With national variations, Mr. Orban’s Hungary has been the template for the “authoritarianization” — the term some experts use — in Jaroslaw Kaczynski’s Poland, Recep Tayyip Erdogan’s Turkey, Vladimir Putin’s Russia and in other democracies where populism has made headway. The United States may not fit into the same pattern, but like the others, President Trump came to power by playing on the resentments of a deeply divided nation. The populists, no matter how narrowly elected, assume that electoral victory was the will of the people and, in a terrible irony, a license to trample on the same democracy that raised them to power.

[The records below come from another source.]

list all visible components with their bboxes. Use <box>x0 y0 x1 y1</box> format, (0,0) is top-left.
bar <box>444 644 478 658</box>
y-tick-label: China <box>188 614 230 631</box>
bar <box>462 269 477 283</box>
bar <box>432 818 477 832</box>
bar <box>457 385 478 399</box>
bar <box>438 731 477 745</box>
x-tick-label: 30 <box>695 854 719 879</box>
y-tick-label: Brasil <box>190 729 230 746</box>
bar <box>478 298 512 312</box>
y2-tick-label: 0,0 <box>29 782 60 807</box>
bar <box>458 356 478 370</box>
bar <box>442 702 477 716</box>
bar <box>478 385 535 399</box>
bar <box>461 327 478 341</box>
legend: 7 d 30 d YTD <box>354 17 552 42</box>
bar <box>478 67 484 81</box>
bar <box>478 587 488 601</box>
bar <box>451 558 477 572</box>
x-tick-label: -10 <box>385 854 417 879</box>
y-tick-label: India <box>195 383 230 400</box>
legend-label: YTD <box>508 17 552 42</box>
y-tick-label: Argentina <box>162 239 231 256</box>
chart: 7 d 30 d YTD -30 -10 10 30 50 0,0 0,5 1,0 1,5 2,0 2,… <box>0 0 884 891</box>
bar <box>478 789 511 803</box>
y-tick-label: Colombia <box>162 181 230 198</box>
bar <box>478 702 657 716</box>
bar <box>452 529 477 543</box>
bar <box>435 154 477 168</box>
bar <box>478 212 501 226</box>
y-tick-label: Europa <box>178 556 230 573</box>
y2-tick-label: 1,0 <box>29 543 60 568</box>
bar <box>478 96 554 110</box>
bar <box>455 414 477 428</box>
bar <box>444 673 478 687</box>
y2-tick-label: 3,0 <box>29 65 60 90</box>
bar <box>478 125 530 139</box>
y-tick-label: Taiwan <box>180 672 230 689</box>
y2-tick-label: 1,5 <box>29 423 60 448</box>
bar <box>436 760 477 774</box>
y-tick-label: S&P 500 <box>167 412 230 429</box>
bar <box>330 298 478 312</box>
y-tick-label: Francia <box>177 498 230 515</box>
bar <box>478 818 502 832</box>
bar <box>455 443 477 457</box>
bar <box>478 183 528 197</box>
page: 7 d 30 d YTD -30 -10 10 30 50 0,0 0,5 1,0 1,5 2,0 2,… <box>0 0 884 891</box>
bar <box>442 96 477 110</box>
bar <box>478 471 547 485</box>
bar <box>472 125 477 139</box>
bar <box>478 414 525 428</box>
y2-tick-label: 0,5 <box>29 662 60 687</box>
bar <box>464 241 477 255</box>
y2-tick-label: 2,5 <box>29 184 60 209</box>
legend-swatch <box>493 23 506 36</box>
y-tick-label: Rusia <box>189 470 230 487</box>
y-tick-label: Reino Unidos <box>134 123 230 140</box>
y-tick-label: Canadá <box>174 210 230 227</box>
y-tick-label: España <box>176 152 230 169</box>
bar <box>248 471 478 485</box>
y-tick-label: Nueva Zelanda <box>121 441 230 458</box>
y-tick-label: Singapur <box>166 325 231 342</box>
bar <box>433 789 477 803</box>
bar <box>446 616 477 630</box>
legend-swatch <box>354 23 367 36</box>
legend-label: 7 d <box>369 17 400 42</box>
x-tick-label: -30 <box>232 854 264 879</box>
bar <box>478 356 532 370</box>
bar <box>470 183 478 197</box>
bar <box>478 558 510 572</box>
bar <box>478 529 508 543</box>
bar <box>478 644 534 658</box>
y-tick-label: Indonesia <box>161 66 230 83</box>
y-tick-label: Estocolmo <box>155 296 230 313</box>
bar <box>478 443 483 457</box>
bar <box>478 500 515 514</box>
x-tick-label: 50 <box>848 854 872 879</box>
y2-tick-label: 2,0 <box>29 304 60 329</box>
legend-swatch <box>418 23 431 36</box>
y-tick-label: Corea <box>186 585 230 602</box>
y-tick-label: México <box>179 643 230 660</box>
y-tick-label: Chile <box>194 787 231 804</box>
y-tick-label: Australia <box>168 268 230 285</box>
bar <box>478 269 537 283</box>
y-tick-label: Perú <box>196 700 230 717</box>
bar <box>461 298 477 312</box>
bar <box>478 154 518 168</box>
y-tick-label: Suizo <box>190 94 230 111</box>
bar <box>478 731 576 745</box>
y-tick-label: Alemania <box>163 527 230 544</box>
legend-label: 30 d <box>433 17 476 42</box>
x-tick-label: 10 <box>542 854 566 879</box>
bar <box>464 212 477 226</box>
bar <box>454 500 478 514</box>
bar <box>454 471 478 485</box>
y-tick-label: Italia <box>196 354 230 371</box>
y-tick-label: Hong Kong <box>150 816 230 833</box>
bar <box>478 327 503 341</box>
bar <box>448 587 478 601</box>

They feel empowered to muzzle the press, crush the opposition, manipulate the courts and vilify whoever disagrees with them.
The process requires constantly feeding followers what they want to hear. Mr. Orban has been all over billboards, TV and radio in the run-up to the election. Mr. Trump tweets obsessively; Mr. Erdogan issues a constant torrent of aggressive speeches; Russia’s state-run media lionizes Mr. Putin and assails the United States full time.
That illiberal democracy might find fertile ground in societies in profound transition, like those of Central Europe, is not so surprising. That a populist — or a populist cause like Brexit in Britain — can succeed in countries that are wealthy and seemingly stable suggests that deeply polarized societies are also vulnerable to extreme partisanship, and so to populist bombast. The great challenge for liberal democracy is to counter the populists without resorting to their tactics.
In the end, the legitimacy accorded by the vote is both the autocrat’s entree to power and potentially his (they are all men) downfall. Autocracy breeds corruption and cronyism, and leaders who wallow in the swamp they pledged to drain cannot forever fool their base. For all his evident popularity, Mr. Putin still felt compelled to block any effective opposition to his recent re-election; Mr. Erdogan’s speeches are beginning to bore some people; and however strong Mr. Orban’s chances appear, he has campaigned with an intensity that betrays a touch of insecurity.